A teacher was helping her students with
a math problem. She recited the following story: "There are three
birds sitting on a wire. A hunter shoots one of the birds. How many
birds are left on the wire?"
A boy pauses. "None," he replied
thoughtfully.
"No, no, no, let's try again," the teacher
says patiently. She holds up three fingers. "There are three
birds sitting on a wire. A hunter shoots one," she puts down one finger,
"how many birds are left on the wire?"
"None!" the boy says with authority.
The teacher sighs. "Tell me how you
came up with that."
"It's simple," says the boy, "after the
gunman shot one bird,
he scared the other two away." "Well,"
she says, "it's not technically correct, but I like the way you think."

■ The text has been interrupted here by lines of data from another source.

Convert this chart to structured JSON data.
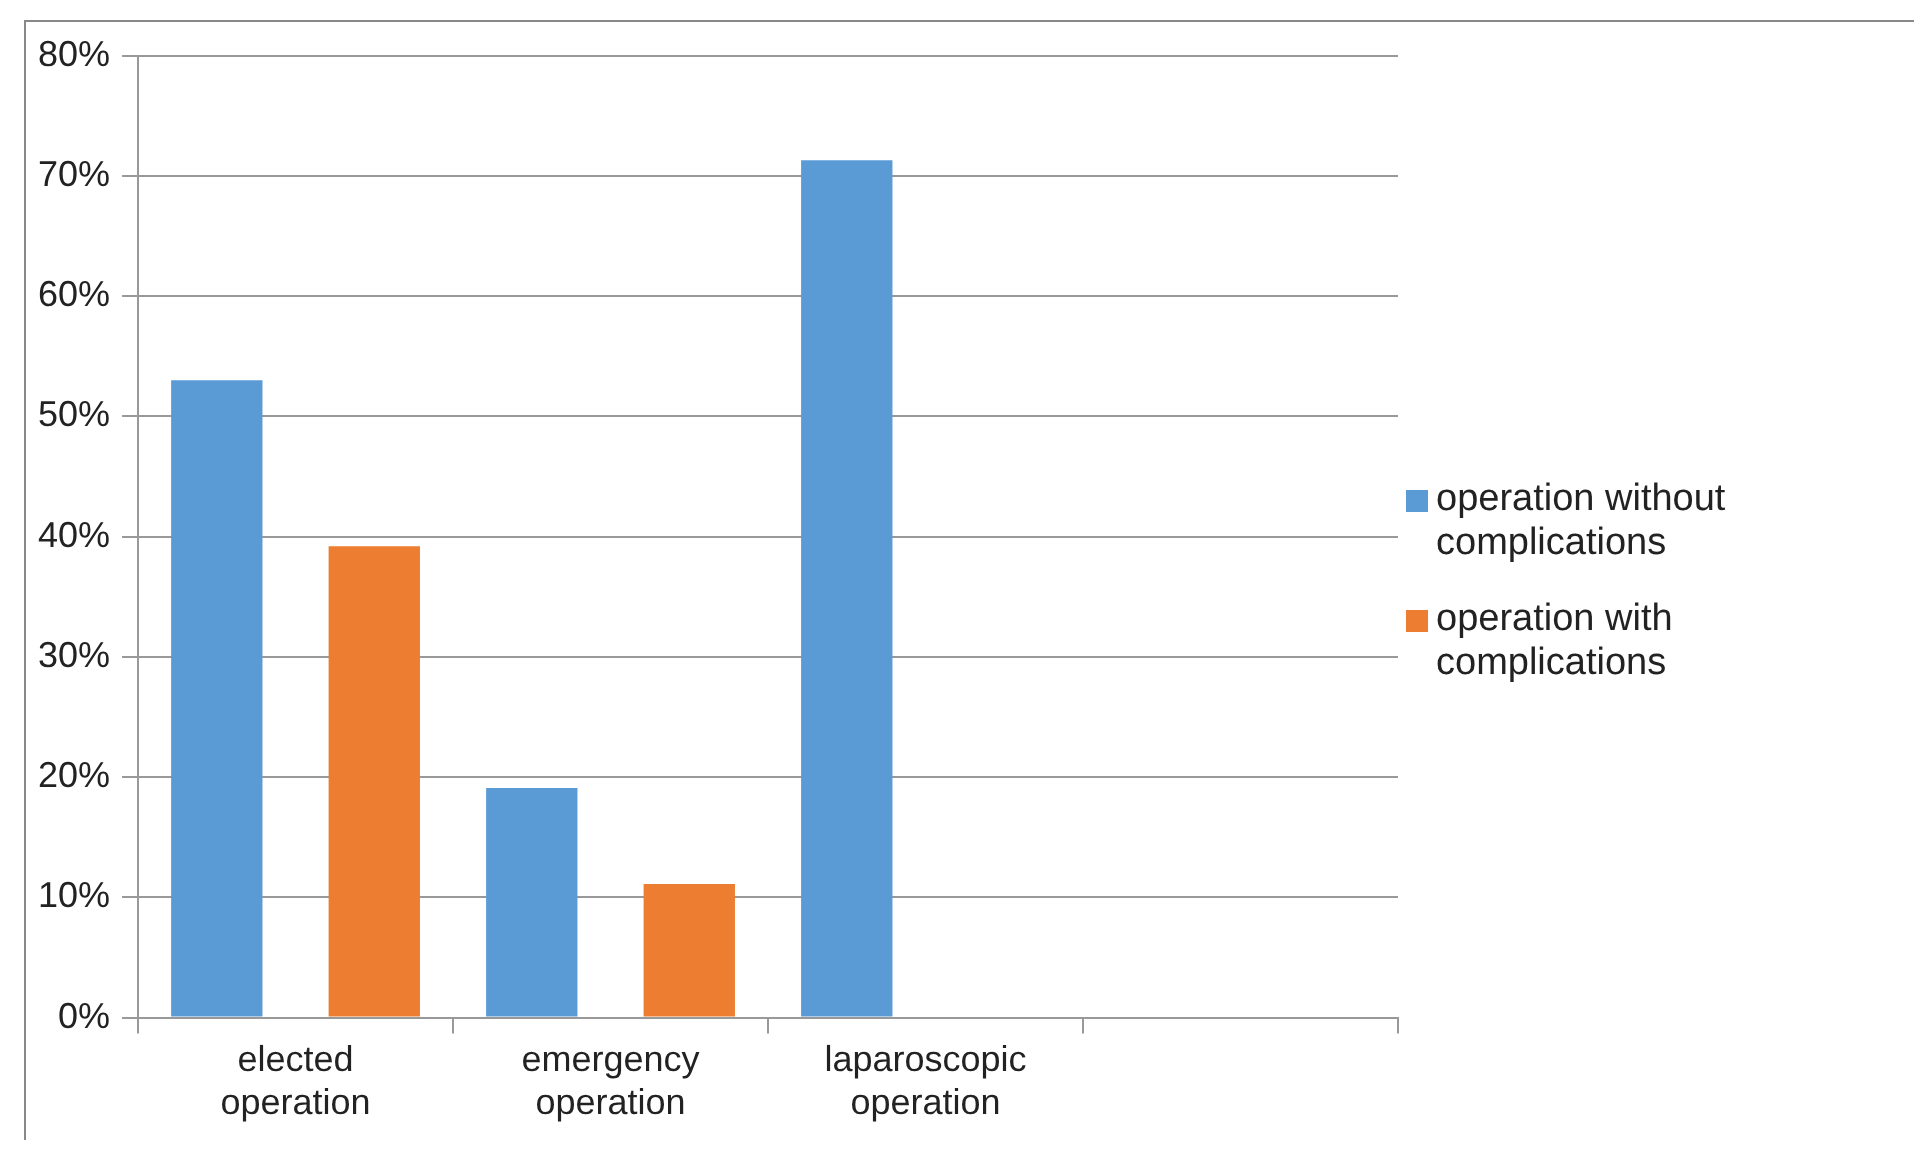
{
  "chart_data": {
    "type": "bar",
    "categories": [
      "elected operation",
      "emergency operation",
      "laparoscopic operation",
      null
    ],
    "series": [
      {
        "name": "operation without complications",
        "color": "#5b9bd5",
        "values": [
          53.0,
          19.1,
          71.3,
          null
        ]
      },
      {
        "name": "operation with complications",
        "color": "#ed7d31",
        "values": [
          39.2,
          11.1,
          null,
          null
        ]
      }
    ],
    "ylim": [
      0,
      80
    ],
    "yticks": [
      {
        "value": 0,
        "label": "0%"
      },
      {
        "value": 10,
        "label": "10%"
      },
      {
        "value": 20,
        "label": "20%"
      },
      {
        "value": 30,
        "label": "30%"
      },
      {
        "value": 40,
        "label": "40%"
      },
      {
        "value": 50,
        "label": "50%"
      },
      {
        "value": 60,
        "label": "60%"
      },
      {
        "value": 70,
        "label": "70%"
      },
      {
        "value": 80,
        "label": "80%"
      }
    ],
    "grid": "y",
    "legend": "right"
  }
}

"Okay," chimes the boy, "now let me ask
you a question. There are three women sitting on a bench eating popsicles.
One woman is licking the popsicle, one woman is biting the popsicle, and
one is sucking the popsicle. Which one is married?" he asked.
The teacher looked at the boy's angelic
face and she writhed in agony, turning three shades of red. "C'mon,"
the boy said impatiently, "One is licking the popsicle, one is biting and
one is sucking. Which one is married?"
"Well," she gulped and in a barely audible
whisper replied, "the one who's sucking?"
"No," he says with surprise, "the one with
the wedding ring on. But I like the way you think!"